What of all the white feelings now in the news? Every day we see more online statements from white people expressing solidarity with Black Lives Matter and outrage over discrimination. Most are thoughtfully worded. Sometimes they say things that seem new: disavowing white privilege, calling out systemic and institutional racism. These statements may be a good first step, but their spotlight shines on white feelings, again. Many now come from corporations eager not to lose profits by seeming un-woke. By all means, white folks should express outrage over racism. Not to do so is to be part of the problem. But expressing outrage is attenuated at best and performative (for white benefit) at worst, unless it advances and accompanies action: defunding police departments, reparations, prison abolition, legislation, massive institutional and structural change; addressing the wealth gap, climate and health injustices, and more. White outrage may lead to those transformations, but it must never stand in for them.

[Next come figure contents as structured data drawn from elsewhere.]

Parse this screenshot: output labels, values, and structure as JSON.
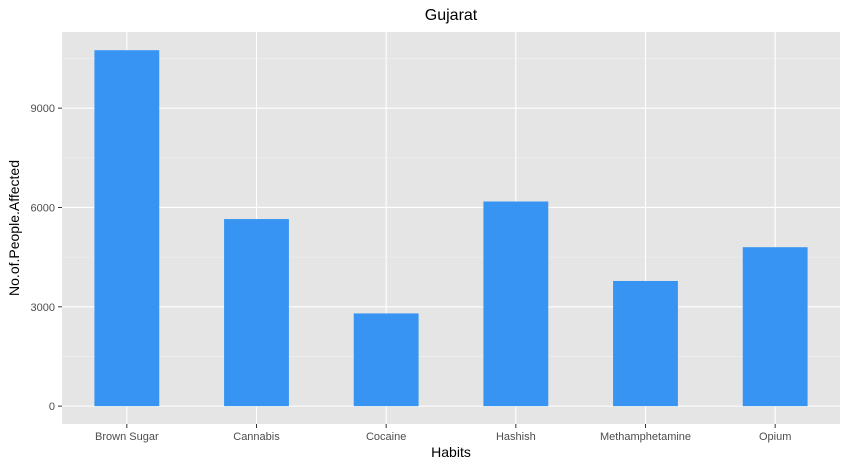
{
  "chart_data": {
    "type": "bar",
    "title": "Gujarat",
    "xlabel": "Habits",
    "ylabel": "No.of.People.Affected",
    "categories": [
      "Brown Sugar",
      "Cannabis",
      "Cocaine",
      "Hashish",
      "Methamphetamine",
      "Opium"
    ],
    "values": [
      10750,
      5650,
      2800,
      6180,
      3780,
      4800
    ],
    "yticks": [
      0,
      3000,
      6000,
      9000
    ],
    "ylim": [
      -540,
      11300
    ],
    "grid": true,
    "legend": "none",
    "colors": {
      "bar": "#3794F2",
      "panel": "#E5E5E5",
      "grid_major": "#FFFFFF",
      "grid_minor": "#F2F2F2",
      "tick_text": "#4D4D4D",
      "tick_mark": "#333333"
    }
  }
}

The most effective white allies of the Harlem Renaissance are now least known: philanthropist Amy Spingarn, librarian Ernestine Rose, playwright Annie Nathan Meyer. These women drew attention away from themselves. They left few records and made telling their stories challenging. That was by design. They believed that unlearning white privilege—not living as Miss Anne, or Karen, Barbecue Becky, or Permit Patty—means more than voicing solidarity and support. Their lesson is that racial justice cannot—must not—be based on further privileging of white feelings, again. The point remains salient today.
Carla Kaplan, Davis Distinguished Professor of American Literature at Northeastern University, is the author of Zora Neale Hurston: A Life in Letters, Miss Anne in Harlem: The White Women of the Harlem Renaissance, and a forthcoming biography of Jessica Mitford, among other books. She chairs the Editorial Board of Signs: Journal of Women in Culture and Society.